Secondo la Congregazione, le persone transgender sono “provocatorie” e (consciamente o inconsciamente) “cercano di annientare la natura”. I famigliari che hanno accompagnato le persone transgender nei loro tentativi di suicidio, nella loro disperazione per non potersi inserire nella società, e nella loro lotta per credere che Dio le ama, troveranno quelle frasi sconcertanti ed offensive.
Suor Luisa mi ha detto di recente “Molte persone transgender hanno compiuto l’arduo lavoro dell’autoconoscenza molto più a fondo della gente comune”.

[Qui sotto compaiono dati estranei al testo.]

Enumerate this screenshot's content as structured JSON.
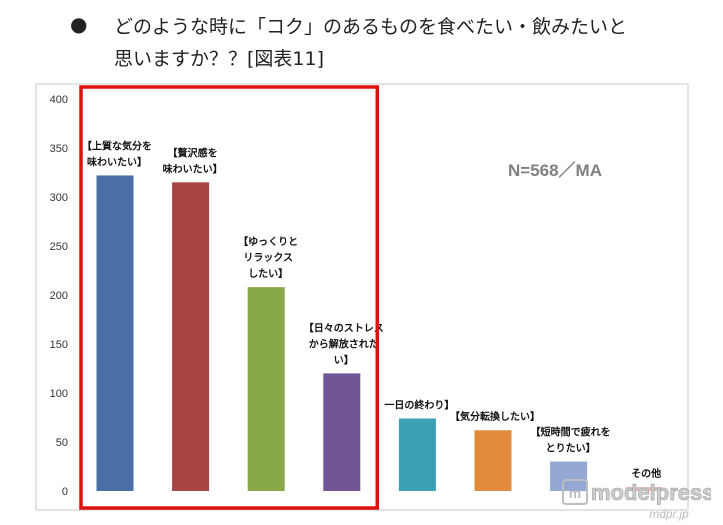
{
  "header": {
    "bullet": "●",
    "title_line1": "どのような時に「コク」のあるものを食べたい・飲みたいと",
    "title_line2": "思いますか？？[図表11]"
  },
  "chart_data": {
    "type": "bar",
    "categories": [
      "【上質な気分を\n味わいたい】",
      "【贅沢感を\n味わいたい】",
      "【ゆっくりと\nリラックス\nしたい】",
      "【日々のストレス\nから解放された\nい】",
      "一日の終わり】",
      "【気分転換したい】",
      "【短時間で疲れを\nとりたい】",
      "その他"
    ],
    "values": [
      322,
      315,
      208,
      120,
      74,
      62,
      30,
      4
    ],
    "colors": [
      "#4a6fa6",
      "#a84444",
      "#88a84a",
      "#725596",
      "#3ea0b5",
      "#e08b3e",
      "#93a9d4",
      "#e0b9b9"
    ],
    "ylim": [
      0,
      400
    ],
    "yticks": [
      0,
      50,
      100,
      150,
      200,
      250,
      300,
      350,
      400
    ],
    "annotation": "N=568／MA",
    "grid": false,
    "highlight_range": [
      0,
      3
    ],
    "highlight_color": "#e01010"
  },
  "watermark": {
    "text": "modelpress",
    "subtext": "mdpr.jp"
  }
}
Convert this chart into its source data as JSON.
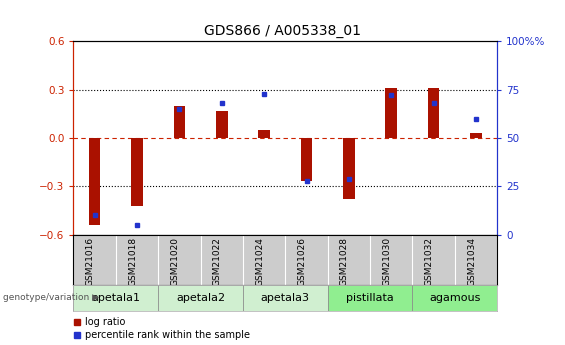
{
  "title": "GDS866 / A005338_01",
  "samples": [
    "GSM21016",
    "GSM21018",
    "GSM21020",
    "GSM21022",
    "GSM21024",
    "GSM21026",
    "GSM21028",
    "GSM21030",
    "GSM21032",
    "GSM21034"
  ],
  "log_ratio": [
    -0.54,
    -0.42,
    0.2,
    0.17,
    0.05,
    -0.27,
    -0.38,
    0.31,
    0.31,
    0.03
  ],
  "pct_rank_raw": [
    10,
    5,
    65,
    68,
    73,
    28,
    29,
    72,
    68,
    60
  ],
  "groups": [
    {
      "label": "apetala1",
      "samples": [
        0,
        1
      ],
      "color": "#d0efd0"
    },
    {
      "label": "apetala2",
      "samples": [
        2,
        3
      ],
      "color": "#d0efd0"
    },
    {
      "label": "apetala3",
      "samples": [
        4,
        5
      ],
      "color": "#d0efd0"
    },
    {
      "label": "pistillata",
      "samples": [
        6,
        7
      ],
      "color": "#90ee90"
    },
    {
      "label": "agamous",
      "samples": [
        8,
        9
      ],
      "color": "#90ee90"
    }
  ],
  "ylim_left": [
    -0.6,
    0.6
  ],
  "yticks_left": [
    -0.6,
    -0.3,
    0.0,
    0.3,
    0.6
  ],
  "ylim_right": [
    0,
    100
  ],
  "yticks_right": [
    0,
    25,
    50,
    75,
    100
  ],
  "bar_color": "#aa1100",
  "dot_color": "#2233cc",
  "left_tick_color": "#cc2200",
  "right_tick_color": "#2233cc",
  "background_color": "#ffffff",
  "bar_width": 0.5,
  "title_fontsize": 10,
  "tick_fontsize": 7.5,
  "sample_fontsize": 6.5,
  "group_fontsize": 8,
  "legend_fontsize": 7
}
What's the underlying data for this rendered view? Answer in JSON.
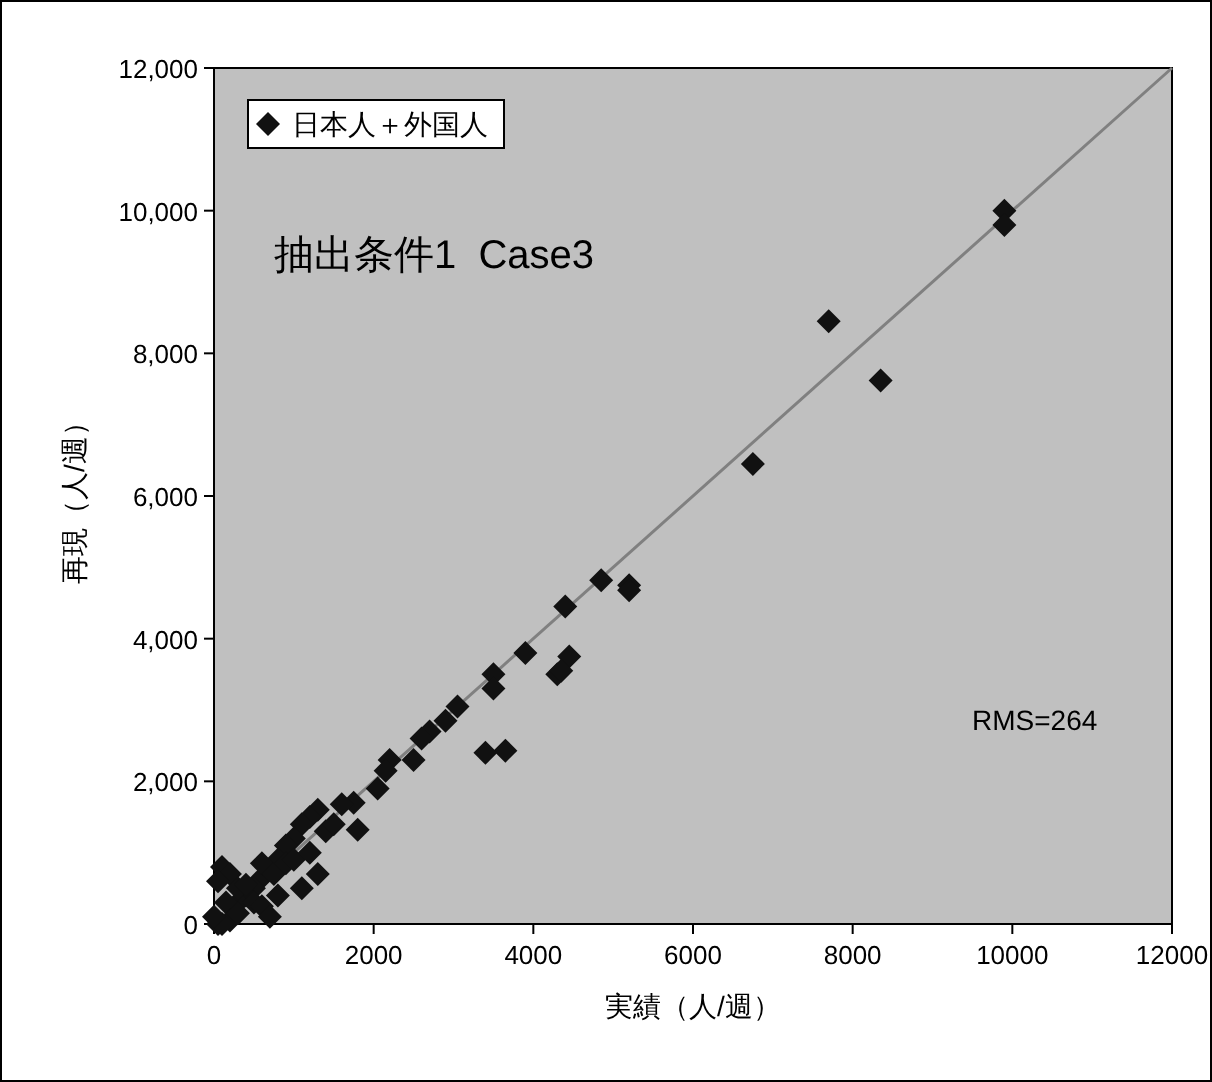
{
  "chart_data": {
    "type": "scatter",
    "xlabel": "実績（人/週）",
    "ylabel": "再現（人/週）",
    "annotations": [
      "抽出条件1  Case3",
      "RMS=264"
    ],
    "xlim": [
      0,
      12000
    ],
    "ylim": [
      0,
      12000
    ],
    "xticks": [
      0,
      2000,
      4000,
      6000,
      8000,
      10000,
      12000
    ],
    "yticks": [
      {
        "value": 0,
        "label": "0"
      },
      {
        "value": 2000,
        "label": "2,000"
      },
      {
        "value": 4000,
        "label": "4,000"
      },
      {
        "value": 6000,
        "label": "6,000"
      },
      {
        "value": 8000,
        "label": "8,000"
      },
      {
        "value": 10000,
        "label": "10,000"
      },
      {
        "value": 12000,
        "label": "12,000"
      }
    ],
    "grid": false,
    "legend": "top left",
    "marker": "diamond",
    "series": [
      {
        "type": "line",
        "color": "#808080",
        "x": [
          0,
          12000
        ],
        "values": [
          0,
          12000
        ],
        "marker": "none",
        "line_style": "solid"
      },
      {
        "name": "日本人＋外国人",
        "color": "#111111",
        "x": [
          9900,
          9900,
          7700,
          8350,
          6750,
          5200,
          5200,
          4850,
          4400,
          4450,
          4300,
          4350,
          3900,
          3650,
          3400,
          3500,
          3500,
          3050,
          2900,
          2700,
          2600,
          2500,
          2200,
          2150,
          2050,
          1750,
          1800,
          1600,
          1300,
          1200,
          1100,
          1000,
          900,
          800,
          600,
          500,
          400,
          300,
          1300,
          1100,
          800,
          100,
          200,
          50,
          300,
          400,
          150,
          500,
          600,
          700,
          50,
          200,
          100,
          0,
          300,
          600,
          750,
          900,
          1000,
          1200,
          1400,
          1500
        ],
        "values": [
          10000,
          9800,
          8450,
          7620,
          6450,
          4750,
          4680,
          4820,
          4450,
          3750,
          3500,
          3550,
          3800,
          2430,
          2400,
          3500,
          3300,
          3050,
          2850,
          2700,
          2600,
          2300,
          2300,
          2150,
          1900,
          1700,
          1320,
          1680,
          1600,
          1500,
          1400,
          1200,
          1100,
          900,
          650,
          500,
          400,
          300,
          700,
          500,
          400,
          800,
          700,
          600,
          500,
          550,
          300,
          300,
          250,
          100,
          0,
          50,
          0,
          100,
          150,
          850,
          700,
          850,
          900,
          1000,
          1300,
          1400
        ]
      }
    ]
  }
}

Nel 2019 ho incontrato il prefetto della Congregazione per l’Educazione, cardinale Giuseppe Versaldi: il nostro fu un incontro caloroso, durante il quale diedi a lui e al suo sottosegretario tre lettere: una da parte di un uomo transgender cattolico, una da parte dei genitori di un giovane transgender, e una da parte di suor Luisa Derouen. Concluso il nostro incontro, il cardinale Versaldi mi permise di rendere pubblico il suo dolore “se è sembrato che la Congregazione stesse accusando qualcuno di distorsioni ideologiche”; il cardinale volle inoltre “far sapere che ci teneva alle persone transgender, e che voleva continuare il dialogo per riflettere sulle loro esperienze”.
Queste parole sono un ottimo obiettivo per la Chiesa, e anche le diocesi come quella di Davenport, con il suo Comitato per il Genere e le sue iniziative per ascoltare le persone transgender, mostrano la via di ravvivare il dialogo perché la Chiesa “rifletta sulle loro esperienze”.
* Il gesuita americano James Martin è editorialista del settimanale cattolico America ed autore del libro “Un ponte da costruire. Una relazione nuova tra Chiesa e persone Lgbt” (Editore Marcianum, 2018). Padre James ha portato un contributo sull’accoglienza delle persone LGBT nella Chiesa Cattolica all’Incontro Mondiale delle Famiglie Cattoliche di Dublino e ha portato una sua riflessione anche al 5° Forum dei cristiani LGBT italiani (Albano Laziale, 5-7 ottobre 2018).